I've seen some tools that fit equations to graphs in images but I can't recall their names right now. A quick Google search turned up this commercial application: http://imagedig-2d-3d-image-digitizer.smartcode.com/info.html

lhf
+1  A: 

A common problem that might fit your description is called curve fitting: you have some data (that, in your case, you've read from a graph) and you have in mind a form of an equation, and you want to find what parameters you need to best fit the equation to the graph.

A useful approach to this is fit to least squares error. A least squares package will be available in most data analysis tool kits.

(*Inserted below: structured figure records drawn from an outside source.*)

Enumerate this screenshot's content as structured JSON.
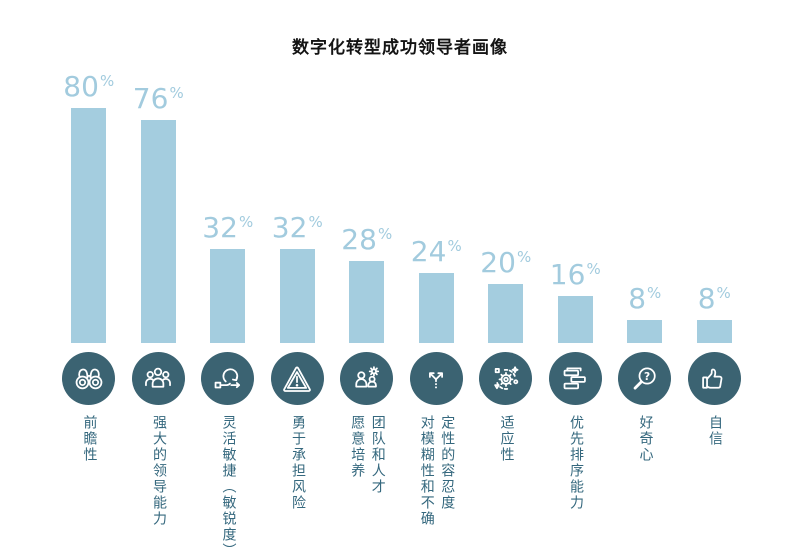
{
  "title": "数字化转型成功领导者画像",
  "colors": {
    "bar": "#a4cddf",
    "value": "#a2cbde",
    "circle": "#3b6372",
    "label": "#35687e",
    "title": "#141414"
  },
  "chart_data": {
    "type": "bar",
    "title": "数字化转型成功领导者画像",
    "categories": [
      "前瞻性",
      "强大的领导能力",
      "灵活敏捷（敏锐度）",
      "勇于承担风险",
      "团队和人才愿意培养",
      "对模糊性和不确定性的容忍度",
      "适应性",
      "优先排序能力",
      "好奇心",
      "自信"
    ],
    "values": [
      80,
      76,
      32,
      32,
      28,
      24,
      20,
      16,
      8,
      8
    ],
    "unit": "%",
    "xlabel": "",
    "ylabel": "",
    "ylim": [
      0,
      100
    ],
    "grid": false,
    "legend": "none",
    "value_labels_position": "above-bar"
  },
  "bars": [
    {
      "value": 80,
      "unit": "%",
      "icon": "binoculars-icon",
      "label": "前瞻性",
      "label_columns": [
        "前瞻性"
      ]
    },
    {
      "value": 76,
      "unit": "%",
      "icon": "team-icon",
      "label": "强大的领导能力",
      "label_columns": [
        "强大的领导能力"
      ]
    },
    {
      "value": 32,
      "unit": "%",
      "icon": "agile-loop-icon",
      "label": "灵活敏捷（敏锐度）",
      "label_columns": [
        "灵活敏捷（敏锐度）"
      ]
    },
    {
      "value": 32,
      "unit": "%",
      "icon": "warning-triangle-icon",
      "label": "勇于承担风险",
      "label_columns": [
        "勇于承担风险"
      ]
    },
    {
      "value": 28,
      "unit": "%",
      "icon": "team-gear-icon",
      "label": "团队和人才愿意培养",
      "label_columns": [
        "愿意培养",
        "团队和人才"
      ]
    },
    {
      "value": 24,
      "unit": "%",
      "icon": "fork-arrows-icon",
      "label": "对模糊性和不确定性的容忍度",
      "label_columns": [
        "对模糊性和不确",
        "定性的容忍度"
      ]
    },
    {
      "value": 20,
      "unit": "%",
      "icon": "adapt-gear-icon",
      "label": "适应性",
      "label_columns": [
        "适应性"
      ]
    },
    {
      "value": 16,
      "unit": "%",
      "icon": "priority-layers-icon",
      "label": "优先排序能力",
      "label_columns": [
        "优先排序能力"
      ]
    },
    {
      "value": 8,
      "unit": "%",
      "icon": "magnifier-question-icon",
      "label": "好奇心",
      "label_columns": [
        "好奇心"
      ]
    },
    {
      "value": 8,
      "unit": "%",
      "icon": "thumbs-up-icon",
      "label": "自信",
      "label_columns": [
        "自信"
      ]
    }
  ]
}
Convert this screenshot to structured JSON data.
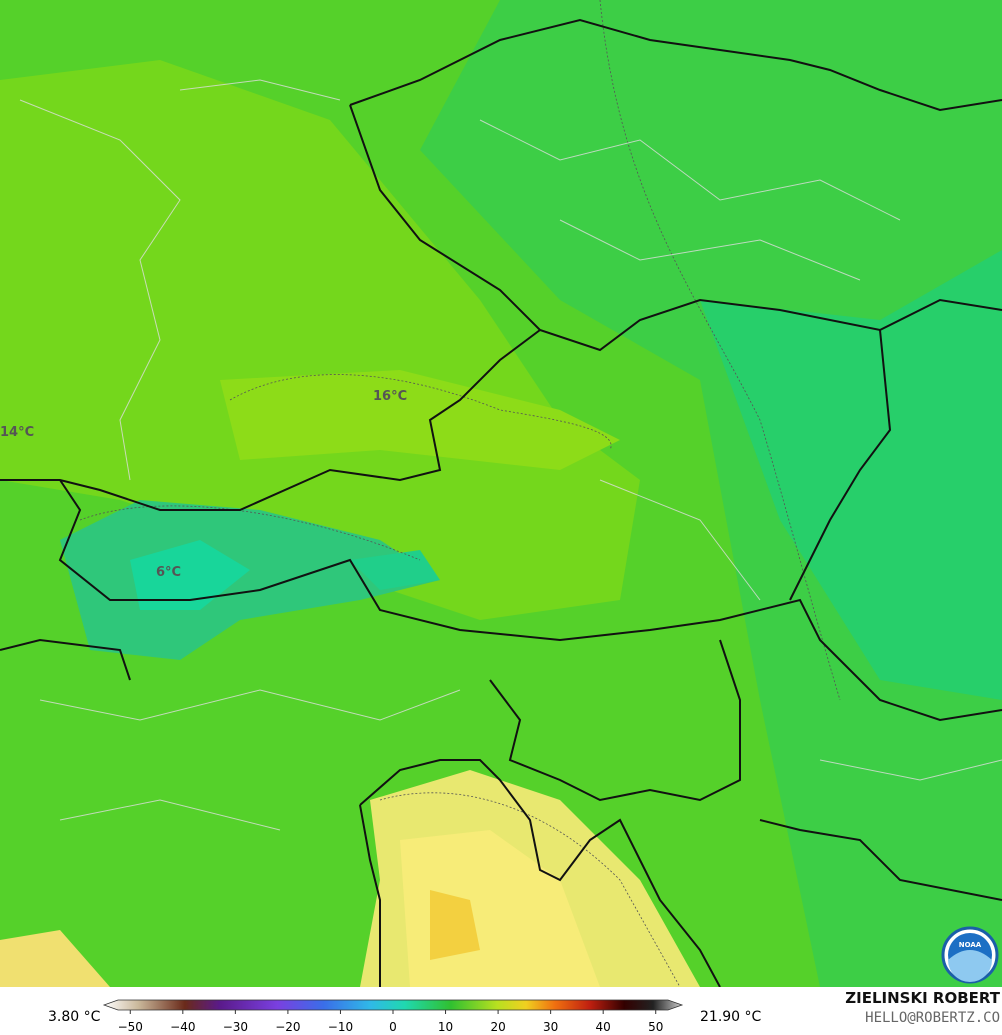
{
  "map": {
    "contour_labels": [
      "16°C",
      "14°C",
      "6°C"
    ],
    "logo": "NOAA",
    "colorbar": {
      "min_label": "3.80 °C",
      "max_label": "21.90 °C",
      "lim": [
        -55,
        55
      ],
      "ticks": [
        {
          "value": -50,
          "label": "−50"
        },
        {
          "value": -40,
          "label": "−40"
        },
        {
          "value": -30,
          "label": "−30"
        },
        {
          "value": -20,
          "label": "−20"
        },
        {
          "value": -10,
          "label": "−10"
        },
        0,
        10,
        20,
        30,
        40,
        50
      ]
    },
    "credit": {
      "author": "ZIELINSKI ROBERT",
      "email": "HELLO@ROBERTZ.CO"
    }
  }
}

Here's an example: Say the equation is A*sin(2*pi*100.x)*x^B, and I need to find the values of A and B that give me the best fit (A=10.0 and B=3.0 in this example).

alt text

Here's the code used to generate this fit. It uses Python and Scipy and is modified from an the example here.)

from numpy import *   
from scipy.optimize import leastsq
import matplotlib.pyplot as plt

def my_func(x, p):   # the function to fit (and also used here to generate the data)
    return p[0]*sin(2*pi*100.*x)*x**p[1]


# First make some data to represent what would be read from the graph
p_true = 10., 3.0  # the parameters used to make the true data
x = arange(.5,.5+12e-2,2e-2/60)
y_true = my_func(x, p_true)
y_meas = y_true + .08*random.randn(len(x))   # add some noise to make the data as read from a graph


# Here's where you'd start for reading data from a graph
def residuals(p, y, x):  # a function that returns my errors between fit and data
    err = y - my_func(x, p)
    return err

p0 = [8., 3.5]  # some starting parameters to my function (my initial guess)

plsq = leastsq(residuals, p0, args=(y_meas, x))  # do the least squares fit

# plot the results
plt.plot(x, my_func(x, plsq[0]), x, y_meas, '.', x, y_true)
plt.title('Least-squares fit to curve')
plt.legend(['Fit', 'Graph', 'True'])
plt.show()
tom10
+1 for the effort of explanation. Just want to point out that there are other methods like maximum likelihood extimation that are more accurate in some instances. See this paper for a nice introductory explanation http://www.scribd.com/doc/7372377/Tutorial-on-Maximum-Likelihood-Estimation
nico
@nico - You're right that MLE is more accurate in some instances, but not this one. Least squares is an accurate, common, quick and easy one liner, and is the right choice for a question where I need to define "curve fitting". Anyway, although I'm usually with you in thinking that normal distributions are over-used, here it's a reasonable assumption, and for this case, least squares and MLE are the same thing.
tom10
Using any fitting approach requires you to have a guess (or set of guesses) as to what functional form the solution will have. Accordingly this approach is useful in some cases and not in others.